TensorFlow 2.0 Beta is available Learn more

tfp.stats.correlation

Sample correlation (Pearson) between observations indexed by event_axis.

tfp.stats.correlation(
    x,
    y=None,
    sample_axis=0,
    event_axis=-1,
    keepdims=False,
    name=None
)

Defined in python/stats/sample_stats.py.

Given N samples of scalar random variables X and Y, correlation may be estimated as

Corr[X, Y] := Cov[X, Y] / Sqrt(Cov[X, X] * Cov[Y, Y]),
where
Cov[X, Y] := N^{-1} sum_{n=1}^N (X_n - Xbar) Conj{(Y_n - Ybar)}
Xbar := N^{-1} sum_{n=1}^N X_n
Ybar := N^{-1} sum_{n=1}^N Y_n

Correlation is always in the interval [-1, 1], and Corr[X, X] == 1.

For vector-variate random variables X = (X1, ..., Xd), Y = (Y1, ..., Yd), one is often interested in the correlation matrix, C_{ij} := Corr[Xi, Yj].

x = tf.random_normal(shape=(100, 2, 3))
y = tf.random_normal(shape=(100, 2, 3))

# corr[i, j] is the sample correlation between x[:, i, j] and y[:, i, j].
corr = tfp.stats.correlation(x, y, sample_axis=0, event_axis=None)

# corr_matrix[i, m, n] is the sample correlation of x[:, i, m] and y[:, i, n]
corr_matrix = tfp.stats.correlation(x, y, sample_axis=0, event_axis=-1)

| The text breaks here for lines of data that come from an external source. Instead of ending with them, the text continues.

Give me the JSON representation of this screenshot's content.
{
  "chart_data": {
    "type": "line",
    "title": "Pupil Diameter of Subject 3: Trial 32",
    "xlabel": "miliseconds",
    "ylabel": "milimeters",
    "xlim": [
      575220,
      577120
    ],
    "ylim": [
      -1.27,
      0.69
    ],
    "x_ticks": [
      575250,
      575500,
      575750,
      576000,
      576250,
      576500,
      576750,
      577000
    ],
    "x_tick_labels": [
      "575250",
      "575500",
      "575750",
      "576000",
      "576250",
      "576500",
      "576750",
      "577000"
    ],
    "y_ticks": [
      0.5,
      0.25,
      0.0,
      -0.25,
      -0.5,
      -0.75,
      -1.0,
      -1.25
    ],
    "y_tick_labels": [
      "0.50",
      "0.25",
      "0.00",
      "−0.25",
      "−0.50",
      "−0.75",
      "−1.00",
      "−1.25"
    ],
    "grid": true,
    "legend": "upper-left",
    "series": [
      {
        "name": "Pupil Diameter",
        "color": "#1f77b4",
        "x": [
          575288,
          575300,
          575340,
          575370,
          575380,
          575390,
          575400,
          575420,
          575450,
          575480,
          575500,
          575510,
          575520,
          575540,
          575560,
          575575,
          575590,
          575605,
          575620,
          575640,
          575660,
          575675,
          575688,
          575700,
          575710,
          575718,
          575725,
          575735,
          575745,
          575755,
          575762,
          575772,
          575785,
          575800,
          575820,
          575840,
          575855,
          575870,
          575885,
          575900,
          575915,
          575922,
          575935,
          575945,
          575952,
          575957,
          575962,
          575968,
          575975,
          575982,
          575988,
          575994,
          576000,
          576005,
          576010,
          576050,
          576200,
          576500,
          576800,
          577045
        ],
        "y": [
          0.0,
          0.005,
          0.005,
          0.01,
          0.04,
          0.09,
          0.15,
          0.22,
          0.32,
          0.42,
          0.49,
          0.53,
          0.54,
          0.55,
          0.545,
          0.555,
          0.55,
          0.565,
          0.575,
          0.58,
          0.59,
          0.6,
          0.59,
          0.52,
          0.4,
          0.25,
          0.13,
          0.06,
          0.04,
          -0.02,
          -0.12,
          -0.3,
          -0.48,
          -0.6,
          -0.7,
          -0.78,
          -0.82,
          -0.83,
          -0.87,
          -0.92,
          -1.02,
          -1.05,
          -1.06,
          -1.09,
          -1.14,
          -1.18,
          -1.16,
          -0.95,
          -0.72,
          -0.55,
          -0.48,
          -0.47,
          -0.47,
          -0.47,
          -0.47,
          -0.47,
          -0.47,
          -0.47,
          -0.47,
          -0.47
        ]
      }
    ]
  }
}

Notice we divide by N (the numpy default), which does not create NaN when N = 1, but is slightly biased.

Args:

  • x: A numeric Tensor holding samples.
  • y: Optional Tensor with same dtype and shape as x. Default value: None (y is effectively set to x).
  • sample_axis: Scalar or vector Tensor designating axis holding samples, or None (meaning all axis hold samples). Default value: 0 (leftmost dimension).
  • event_axis: Scalar or vector Tensor, or None (scalar events). Axis indexing random events, whose correlation we are interested in. If a vector, entries must form a contiguous block of dims. sample_axis and event_axis should not intersect. Default value: -1 (rightmost axis holds events).
  • keepdims: Boolean. Whether to keep the sample axis as singletons.
  • name: Python str name prefixed to Ops created by this function. Default value: None (i.e., 'correlation').

Returns:

  • corr: A Tensor of same dtype as the x, and rank equal to rank(x) - len(sample_axis) + 2 * len(event_axis).

Raises:

  • AssertionError: If x and y are found to have different shape.
  • ValueError: If sample_axis and event_axis are found to overlap.
  • ValueError: If event_axis is found to not be contiguous.